Our years in public education taught us that people sitting in far-away buildings are not qualified to make profound decisions about children they do not know.
Deciding how a child is educated is a highly personal task that should be reserved for those who know the child best – the parents. Their ability to do so should not depend on whether they have the resources to buy their way out of the system.
The ideal of what public education should be too often conflicts with the reality of what it has become.
We overcome this by increasing the power of parents, by providing them with more education options for their children.
We unshackle charter schools by removing school districts as their overlords. We increase private-school choice and incentivize the best of them to participate. We expand our most effective programs until every single family in Florida has a choice of high-quality education options.
Instead of automatically funding bureaucracies, we should fund parents so they can customize education plans for their children.
With all the progress that’s been made, too many parents remain trapped in the status quo.

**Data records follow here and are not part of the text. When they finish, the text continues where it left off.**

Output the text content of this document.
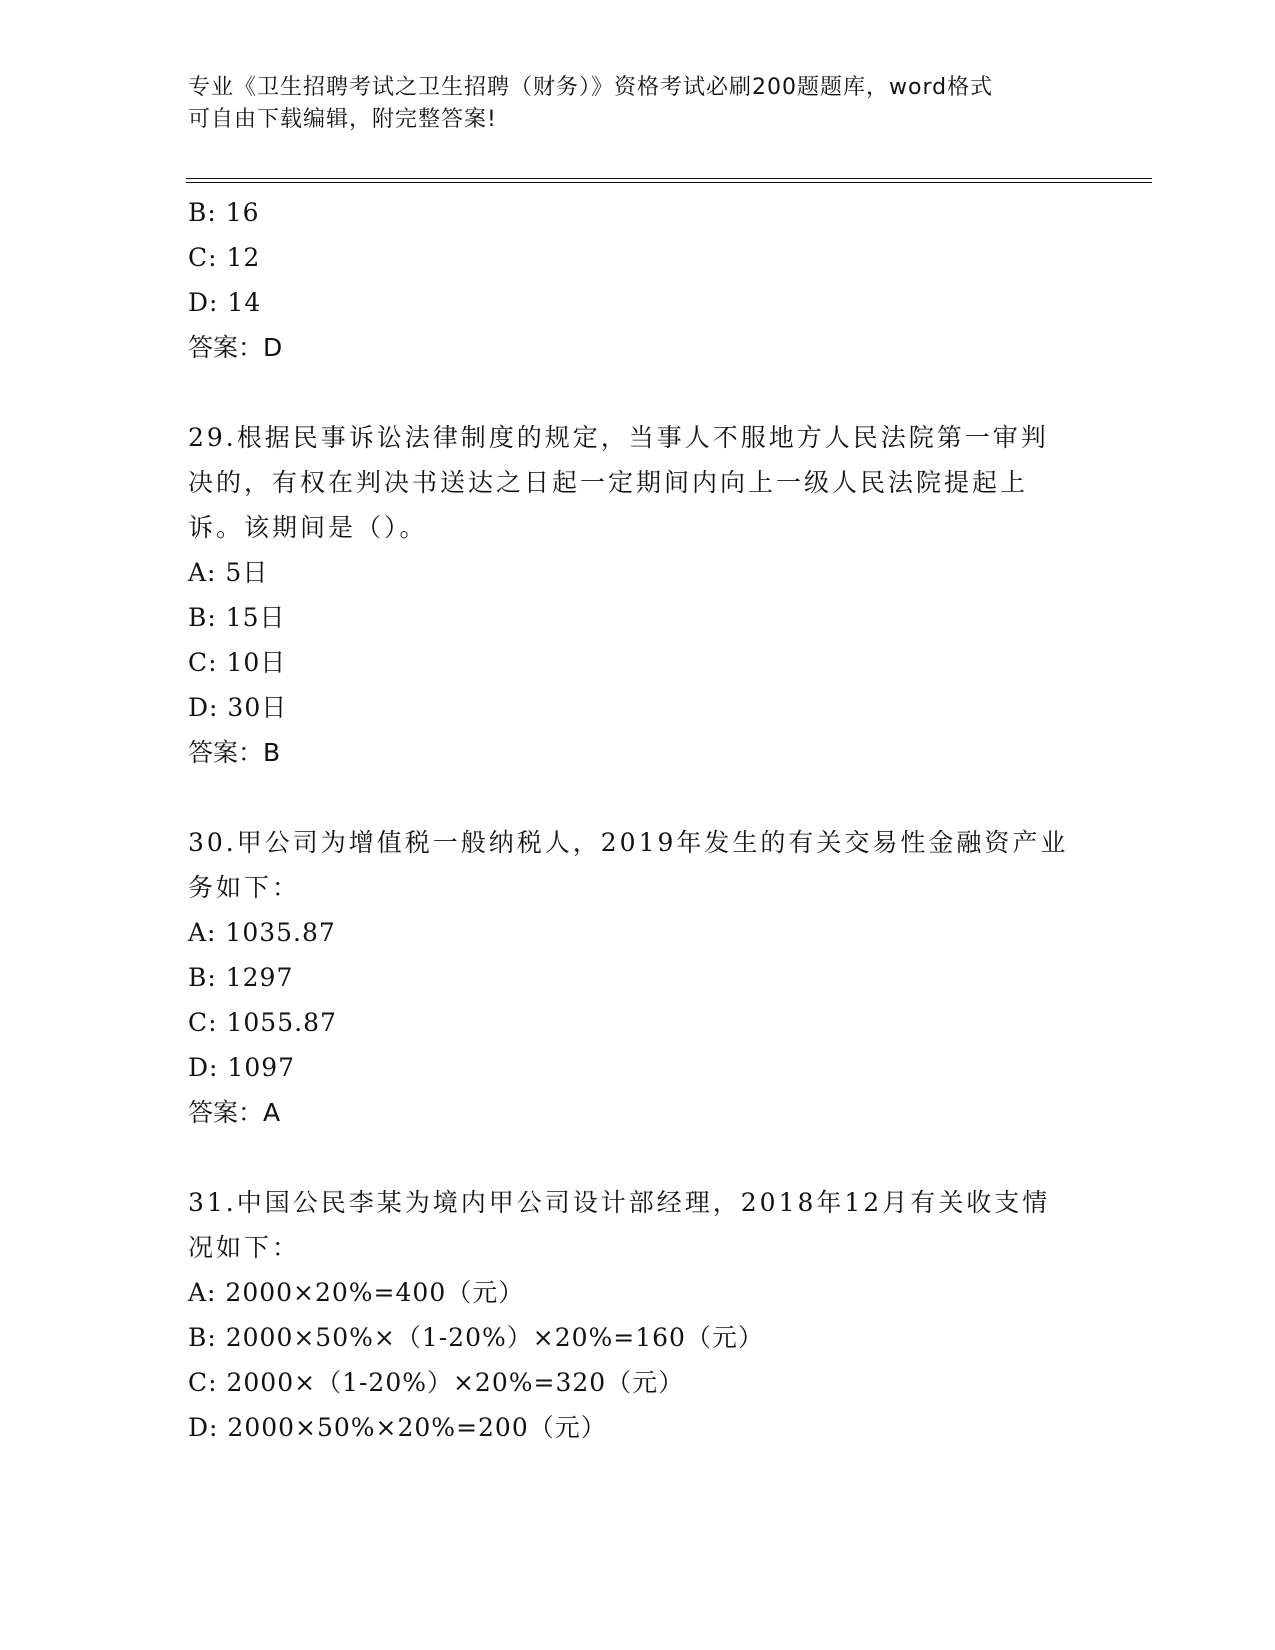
专业《卫生招聘考试之卫生招聘（财务）》资格考试必刷200题题库，word格式
可自由下载编辑，附完整答案!
B: 16
C: 12
D: 14
答案：D
29.根据民事诉讼法律制度的规定，当事人不服地方人民法院第一审判
决的，有权在判决书送达之日起一定期间内向上一级人民法院提起上
诉。该期间是（）。
A: 5日
B: 15日
C: 10日
D: 30日
答案：B
30.甲公司为增值税一般纳税人，2019年发生的有关交易性金融资产业
务如下：
A: 1035.87
B: 1297
C: 1055.87
D: 1097
答案：A
31.中国公民李某为境内甲公司设计部经理，2018年12月有关收支情
况如下：
A: 2000×20%=400（元）
B: 2000×50%×（1-20%）×20%=160（元）
C: 2000×（1-20%）×20%=320（元）
D: 2000×50%×20%=200（元）
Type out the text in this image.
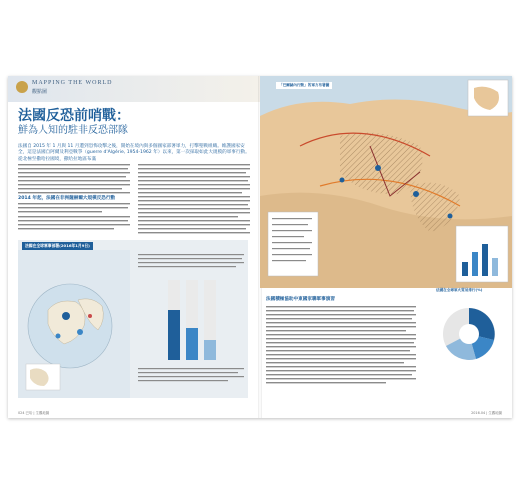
MAPPING THE WORLD
觀點圖
法國反恐前哨戰：
鮮為人知的駐非反恐部隊
法國自 2015 年 1 月與 11 月遭到恐怖攻擊之後，開始在境內與多個國家部署軍力，打擊聖戰組織。維護國家安全，這是法國自阿爾及利亞戰爭（guerre d'Algérie, 1954-1962 年）以來，第一次採取如此大規模的軍事行動。從北極至撒哈拉國境，撒哈拉地區布滿
2014 年起，法國在非洲薩赫爾大規模反恐行動
法國在全球軍事部署(2016年1月9日)
024 巴哈 | 生觀地圖
「巴爾赫內行動」的軍力布署圖
法國積極協助中東國家聯軍事演習
法國在全球軍火貿易排行(%)
2016.04 | 生觀地圖
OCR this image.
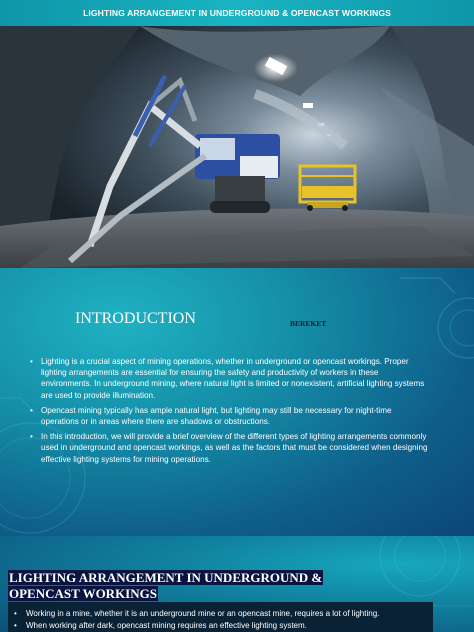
LIGHTING ARRANGEMENT IN UNDERGROUND & OPENCAST WORKINGS
INTRODUCTION	BEREKET
• Lighting is a crucial aspect of mining operations, whether in underground or opencast workings. Proper lighting arrangements are essential for ensuring the safety and productivity of workers in these environments. In underground mining, where natural light is limited or nonexistent, artificial lighting systems are used to provide illumination.
• Opencast mining typically has ample natural light, but lighting may still be necessary for night-time operations or in areas where there are shadows or obstructions.
• In this introduction, we will provide a brief overview of the different types of lighting arrangements commonly used in underground and opencast workings, as well as the factors that must be considered when designing effective lighting systems for mining operations.
LIGHTING ARRANGEMENT IN UNDERGROUND &
OPENCAST WORKINGS
• Working in a mine, whether it is an underground mine or an opencast mine, requires a lot of lighting.
• When working after dark, opencast mining requires an effective lighting system.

Let’s not wait another 20 years to resolve that.
All parents should have multiple choices that are accessible and transparent.
There should be no waiting lists. There should be no exhausted funding sources. There should be no first-dibs on kids.
And with the new leadership now in place in Tallahassee, there should be no dawdling in getting us there.
Erika Donalds is chairman of the board of the School Choice Movement. She’s a mother of three boys and a former Collier County School Board member.